Il piano nazionale non autosufficienza 2025–2027 rappresenta una delle principali riforme per disabilità e assistenza in Italia, con circa 3 miliardi di euro destinati a servizi più accessibili e integrati.

Premessa

Un passaggio atteso da anni, che riguarda milioni di persone.

👉 Il 18 marzo, la Conferenza Unificata Stato-Regioni ha dato il via libera al nuovo Piano nazionale per la non autosufficienza 2025–2027, il programma triennale destinato alle persone con disabilità gravi fino ai 70 anni, non autosufficienti o parzialmente non autosufficienti; le Regioni hanno espresso soddisfazione per l’approvazione, sottolineando però la necessità di tempi rapidi per lo sblocco delle risorse e l’attuazione concreta delle misure.

Il Piano segna un’evoluzione importante del sistema di welfare italiano: non solo per le risorse stanziate – circa 3 miliardi di euro complessivi nel triennio – ma soprattutto per l’obiettivo dichiarato di rendere più semplice, uniforme e accessibile l’assistenza su tutto il territorio nazionale.

Parliamo di un intervento che impatta direttamente persone con disabilità, anziani non autosufficienti, famiglie e caregiver, e che prova a rispondere a una criticità storica: la frammentazione dei servizi e le differenze tra territori.
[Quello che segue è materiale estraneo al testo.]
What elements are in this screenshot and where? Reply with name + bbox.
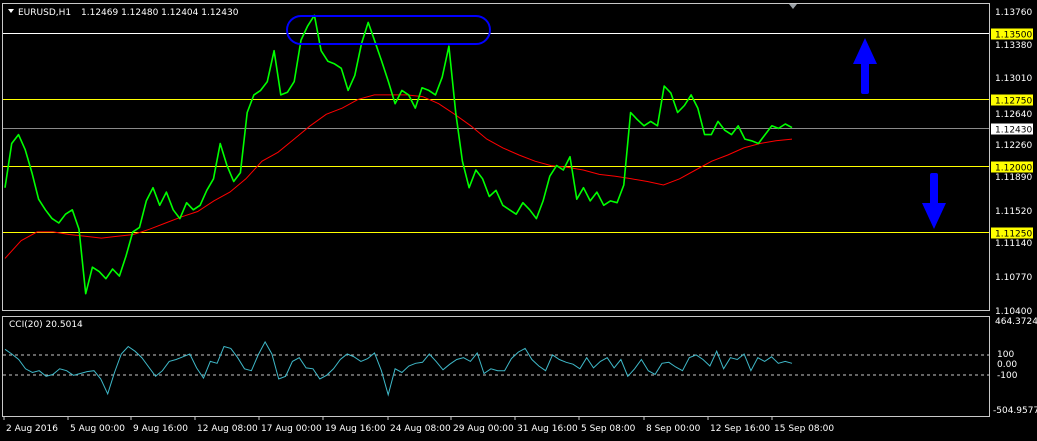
time-tick: 9 Aug 16:00	[133, 424, 188, 434]
price-tick: 1.11140	[995, 239, 1032, 249]
time-tick: 12 Sep 16:00	[710, 424, 770, 434]
price-tick: 1.13760	[995, 8, 1032, 18]
time-tick: 8 Sep 00:00	[646, 424, 701, 434]
cci-tick: 464.3724	[995, 317, 1037, 327]
cci-tick: 0.00	[997, 360, 1017, 370]
price-tick: 1.12640	[995, 110, 1032, 120]
time-tick: 29 Aug 00:00	[453, 424, 514, 434]
level-badge-label: 1.12750	[995, 97, 1032, 107]
chart-window: EURUSD,H1 1.12469 1.12480 1.12404 1.1243…	[0, 0, 1037, 441]
time-tick: 5 Sep 08:00	[581, 424, 636, 434]
price-tick: 1.10400	[995, 307, 1032, 317]
symbol-label: EURUSD,H1	[18, 8, 71, 18]
price-tick: 1.12260	[995, 141, 1032, 151]
price-tick: 1.10770	[995, 273, 1032, 283]
time-tick: 24 Aug 08:00	[390, 424, 451, 434]
price-tick: 1.11520	[995, 207, 1032, 217]
cci-tick: -100	[997, 371, 1018, 381]
time-tick: 17 Aug 00:00	[261, 424, 322, 434]
current-price-label: 1.12430	[995, 126, 1032, 136]
price-tick: 1.13380	[995, 41, 1032, 51]
price-tick: 1.13010	[995, 74, 1032, 84]
level-badge-label: 1.11250	[995, 230, 1032, 240]
time-tick: 31 Aug 16:00	[517, 424, 578, 434]
price-tick: 1.11890	[995, 173, 1032, 183]
time-tick: 2 Aug 2016	[6, 424, 58, 434]
time-tick: 19 Aug 16:00	[325, 424, 386, 434]
level-badge-label: 1.12000	[995, 164, 1032, 174]
time-tick: 15 Sep 08:00	[774, 424, 834, 434]
time-tick: 5 Aug 00:00	[70, 424, 125, 434]
time-tick: 12 Aug 08:00	[197, 424, 258, 434]
cci-label: CCI(20) 20.5014	[9, 320, 83, 330]
cci-tick: 100	[997, 350, 1014, 360]
cci-tick: -504.9577	[993, 406, 1037, 416]
level-badge-label: 1.13500	[995, 31, 1032, 41]
ohlc-label: 1.12469 1.12480 1.12404 1.12430	[81, 8, 239, 18]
In breve: cosa prevede il piano nazionale non autosufficienza 2025–2027

  • circa 3 miliardi di euro nel triennio
  • più assistenza domiciliare
  • percorsi personalizzati (Progetto di Vita)
  • accesso semplificato ai servizi (PUA)

Un piano nazionale per mettere ordine nel sistema

Ma cosa significa concretamente questo Piano?

Il Piano si inserisce nel quadro del Fondo per le Non Autosufficienze, lo strumento pubblico che finanzia interventi e servizi su tutto il territorio nazionale.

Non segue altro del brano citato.